Dort kaufen sich tatsächlich Menschen das Smartphone, welches ihnen - und ihrem Geldbeutel
- gerade gefällt und das wird dann einfach benutzt.
Und wenn es nicht ins Klo fällt, das Kopfsteinpflaster küsst oder der (fest verbaute) Akku die Grätsche macht, wird das Gerät erst entsorgt, wenn der Reiz einer besseren Kamera im neueren Gerät zu laut ruft.
Und da gilt dann der Satz: "Wer billig kauft, kauft zwei Mal".
Es kann nicht das Problem von App-Herausgebern sein, wenn irgendwelche Smartphonehersteller sich nicht um die Wartung der Software kümmern.
Beispielsweise liefert Google entsprechende Lösungen, damit man die Datenübertragung (App <-> Server) soweit absichern kann, dass eine Manipulation und nicht gewollte Zugriffe möglichst unterbunden werden.
Dies ist absolut sinnvoll und dient der Sicherheit aller. (Ja, auch der, die ein neues Smartphone haben!)
Wenn diese Sicherheitslösungen aber nicht mehr auf alten Betriebssystemen laufen, muss man entscheiden: Nachteile für alle eingehen, nur weil eine kleine Gruppe veraltete Betriebssysteme nutzt?

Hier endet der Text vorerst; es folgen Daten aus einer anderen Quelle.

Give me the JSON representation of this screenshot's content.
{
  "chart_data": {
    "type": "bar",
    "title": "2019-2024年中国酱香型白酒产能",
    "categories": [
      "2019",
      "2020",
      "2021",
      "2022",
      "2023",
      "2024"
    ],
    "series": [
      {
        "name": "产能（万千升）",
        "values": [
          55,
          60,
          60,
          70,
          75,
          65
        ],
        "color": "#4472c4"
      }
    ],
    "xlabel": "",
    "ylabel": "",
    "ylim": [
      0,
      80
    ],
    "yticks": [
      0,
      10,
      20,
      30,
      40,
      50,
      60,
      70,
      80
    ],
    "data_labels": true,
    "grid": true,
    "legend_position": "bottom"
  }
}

Ich habe da eine klare Meinung zu.
Ich habe ein Iphone 13, bin weder IT'ler noch brauche ich immer das neueste Smartphone, aber wenn ich weiß, dass mein Iphone nicht mehr geupdatet wird, dann wird es ausgetauscht. Das ist einfach der gesunde Menschenverstand, dafür muss man kein IT-Nerd oder Protzer sein.
Und "lustigerweise" gibt es diese ganzen Diskussionen auch nicht in der Apple-Welt. Apple bietet über viele Jahre eine aktive Softwarewartung für die Geräte an. In vielen Fällen weit über die Lebensdauer hinaus.
Problematisch ist es primär bei billigen Android-Smartphones, bei denen die Hersteller einfach einen feuchten Dreck auf Updates geben.
Und als Entwickler kann ich Euch sagen: Die Berücksichtigung alter Systeme ist teilweise die absolute Hölle.